Massive data sources from around the world combine with SIF’s live sensor data and SIF’s proprietary software.
SIF’s Global Contextual Soil Data Platform is being developed with Texas A&M, one of the world’s largest agricultural university systems. This massive blend of primary and secondary data, localizable context, and AI should provide insight to enable critical projections and decisions.
SIF’s unique “living tissue” sensors are designed to mine more data and identify greater value from the soil.
You can’t learn the whole story with half the information. Which is why SIF’s “living tissue” sensors measure total carbon, organic matter, carbonaceous soil minerals, and even the dynamic between them. Your carbon analysis may be forever changed—for the better.
Ongoing real-time data is the only way to assess how and why soil is behaving—in real time and over time.
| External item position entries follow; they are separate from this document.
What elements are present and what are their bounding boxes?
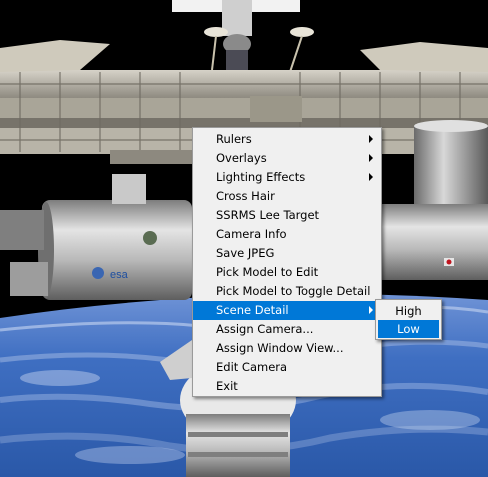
menu-item-label: Lighting Effects [216,170,306,184]
submenu-arrow-icon [369,173,373,181]
esa-logo: esa [110,269,129,281]
menu-item-label: Assign Camera... [216,322,314,336]
menu-item-label: Assign Window View... [216,341,344,355]
menu-item-cross-hair[interactable]: Cross Hair [193,187,381,206]
menu-item-assign-camera[interactable]: Assign Camera... [193,320,381,339]
submenu-item-low[interactable]: Low [378,320,439,338]
scene-detail-submenu: High Low [375,299,442,340]
menu-item-label: SSRMS Lee Target [216,208,320,222]
menu-item-label: Pick Model to Edit [216,265,319,279]
menu-item-label: Save JPEG [216,246,275,260]
menu-item-label: Exit [216,379,238,393]
menu-item-scene-detail[interactable]: Scene Detail [193,301,381,320]
menu-item-label: Camera Info [216,227,287,241]
simulation-viewport[interactable]: esa Rulers Overlays Lighting Effects Cro… [0,0,488,477]
menu-item-ssrms-lee-target[interactable]: SSRMS Lee Target [193,206,381,225]
submenu-arrow-icon [369,306,373,314]
menu-item-camera-info[interactable]: Camera Info [193,225,381,244]
menu-item-label: Overlays [216,151,267,165]
menu-item-label: Scene Detail [216,303,289,317]
menu-item-edit-camera[interactable]: Edit Camera [193,358,381,377]
context-menu: Rulers Overlays Lighting Effects Cross H… [192,127,382,397]
submenu-arrow-icon [369,154,373,162]
menu-item-label: Rulers [216,132,252,146]
menu-item-assign-window-view[interactable]: Assign Window View... [193,339,381,358]
submenu-item-high[interactable]: High [378,302,439,320]
menu-item-label: Cross Hair [216,189,275,203]
menu-item-lighting-effects[interactable]: Lighting Effects [193,168,381,187]
menu-item-save-jpeg[interactable]: Save JPEG [193,244,381,263]
menu-item-overlays[interactable]: Overlays [193,149,381,168]
menu-item-pick-model-to-edit[interactable]: Pick Model to Edit [193,263,381,282]
menu-item-exit[interactable]: Exit [193,377,381,396]
menu-item-rulers[interactable]: Rulers [193,130,381,149]
menu-item-label: Pick Model to Toggle Detail [216,284,371,298]
menu-item-label: Edit Camera [216,360,288,374]
submenu-arrow-icon [369,135,373,143]
menu-item-pick-model-toggle-detail[interactable]: Pick Model to Toggle Detail [193,282,381,301]
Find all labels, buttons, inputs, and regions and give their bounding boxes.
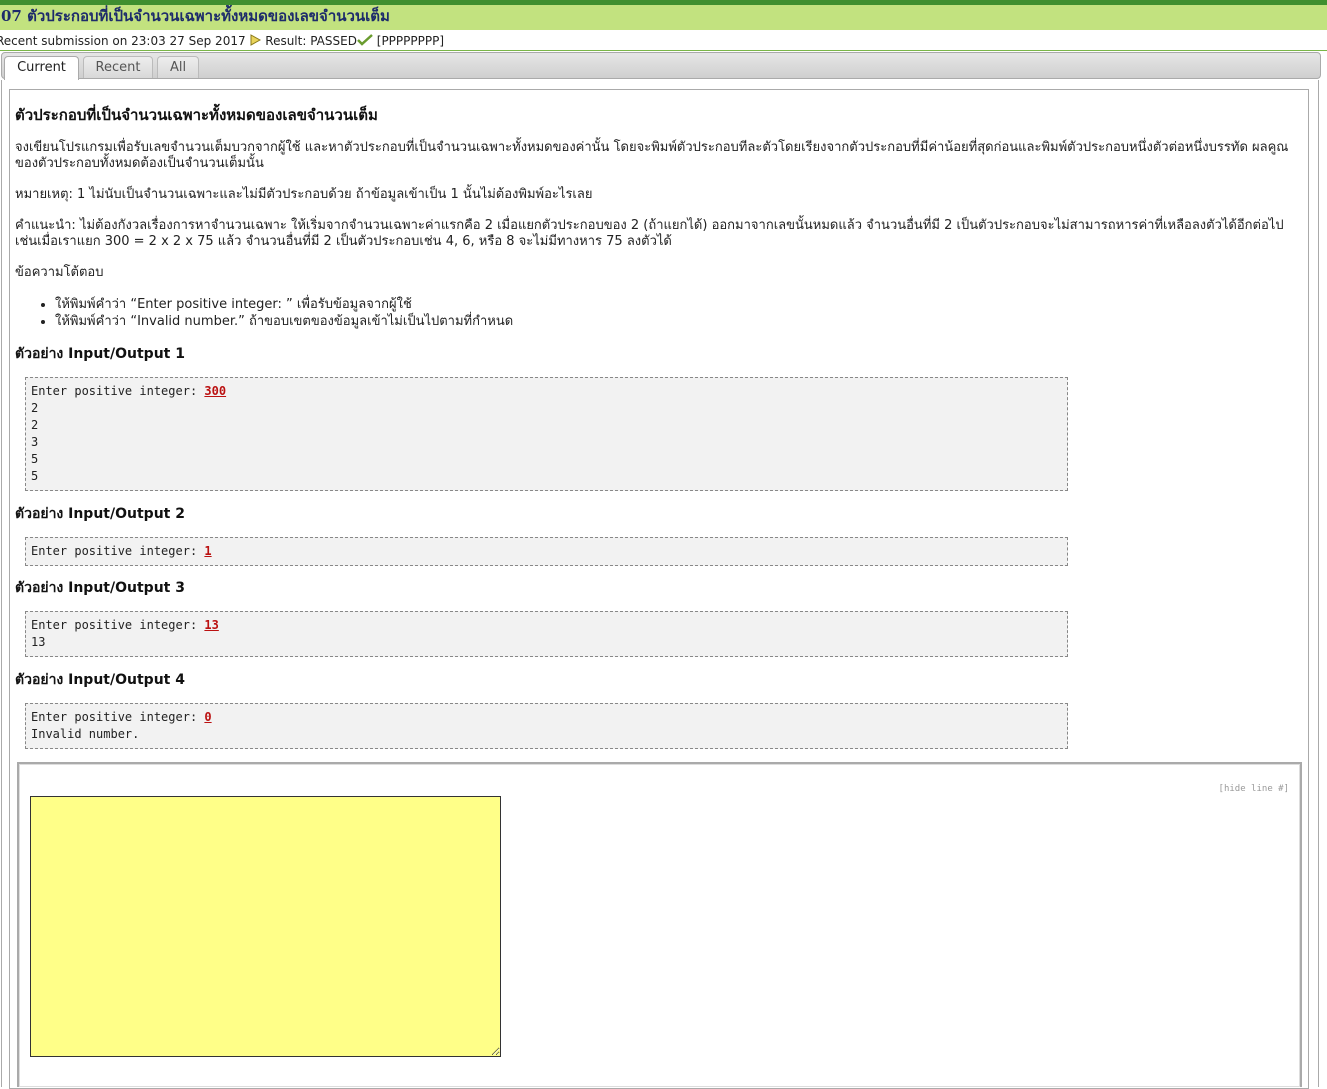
example-1-heading: ตัวอย่าง Input/Output 1: [15, 346, 185, 362]
tab-all[interactable]: All: [157, 56, 199, 78]
example-output: 13: [31, 635, 46, 649]
example-prompt: Enter positive integer:: [31, 544, 205, 558]
example-input: 0: [204, 710, 212, 724]
example-2-heading: ตัวอย่าง Input/Output 2: [15, 506, 185, 522]
example-input: 13: [204, 618, 219, 632]
messages-heading: ข้อความโต้ตอบ: [15, 265, 104, 280]
tab-strip: Current Recent All: [1, 52, 1321, 80]
code-editor-panel: [hide line #]: [17, 762, 1302, 1087]
example-prompt: Enter positive integer:: [31, 384, 205, 398]
page-title: 07 ตัวประกอบที่เป็นจำนวนเฉพาะทั้งหมดของเ…: [0, 5, 1327, 30]
example-4-heading: ตัวอย่าง Input/Output 4: [15, 672, 185, 688]
submission-info: Recent submission on 23:03 27 Sep 2017 R…: [0, 32, 1323, 50]
checkmark-icon: [357, 33, 373, 51]
example-prompt: Enter positive integer:: [31, 710, 205, 724]
example-prompt: Enter positive integer:: [31, 618, 205, 632]
example-input: 1: [204, 544, 212, 558]
example-4-box: Enter positive integer: 0 Invalid number…: [25, 703, 1068, 749]
submission-text: Recent submission on 23:03 27 Sep 2017: [0, 34, 246, 48]
example-output: 2 2 3 5 5: [31, 401, 39, 483]
divider: [0, 50, 1327, 51]
problem-hint: คำแนะนำ: ไม่ต้องกังวลเรื่องการหาจำนวนเฉพ…: [15, 218, 1284, 249]
code-editor[interactable]: [30, 796, 501, 1057]
example-3-heading: ตัวอย่าง Input/Output 3: [15, 580, 185, 596]
list-item: ให้พิมพ์คำว่า “Enter positive integer: ”…: [55, 296, 1303, 313]
problem-title: ตัวประกอบที่เป็นจำนวนเฉพาะทั้งหมดของเลขจ…: [15, 106, 378, 124]
tab-recent[interactable]: Recent: [83, 56, 153, 78]
result-code: [PPPPPPPP]: [376, 34, 445, 48]
example-3-box: Enter positive integer: 13 13: [25, 611, 1068, 657]
list-item: ให้พิมพ์คำว่า “Invalid number.” ถ้าขอบเข…: [55, 313, 1303, 330]
play-arrow-icon[interactable]: [249, 33, 262, 51]
tab-current[interactable]: Current: [4, 56, 79, 80]
example-input: 300: [204, 384, 227, 398]
problem-note: หมายเหตุ: 1 ไม่นับเป็นจำนวนเฉพาะและไม่มี…: [15, 187, 593, 202]
hide-line-numbers-link[interactable]: [hide line #]: [1219, 784, 1289, 794]
example-1-box: Enter positive integer: 300 2 2 3 5 5: [25, 377, 1068, 491]
example-output: Invalid number.: [31, 727, 140, 741]
result-text: Result: PASSED: [265, 34, 357, 48]
messages-list: ให้พิมพ์คำว่า “Enter positive integer: ”…: [15, 296, 1303, 330]
problem-description: จงเขียนโปรแกรมเพื่อรับเลขจำนวนเต็มบวกจาก…: [15, 140, 1289, 171]
example-2-box: Enter positive integer: 1: [25, 537, 1068, 566]
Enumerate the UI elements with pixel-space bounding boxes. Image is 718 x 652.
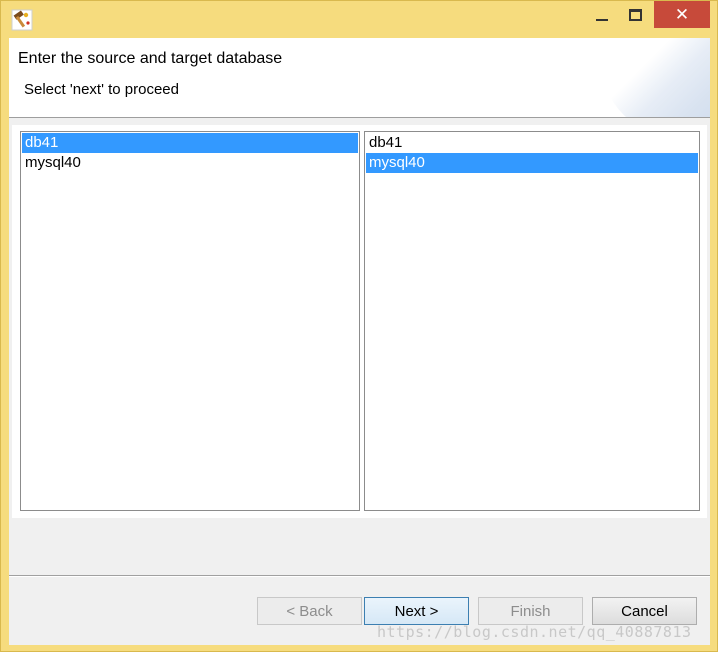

SIF’s probes are being developed to stay in the ground reporting for at least two years. Long-term, real-time measurement enables auditable information about how your soil is behaving, and not simply a snapshot of what it looks like when the sample or test was taken.
Satellites are increasingly important in the worlds of soil health and climate change, especially for modeling. But their data are, by definition, superficial. SIF’s direct measurement in-situ sensors will go down a meter in depth, and take ongoing, critical readings at three separate depths within that meter.
In addition to multi-depth readings our sensors are set to send and receive signals over a broad area, making the collection of soil data significantly more efficient than previous in-situ testing.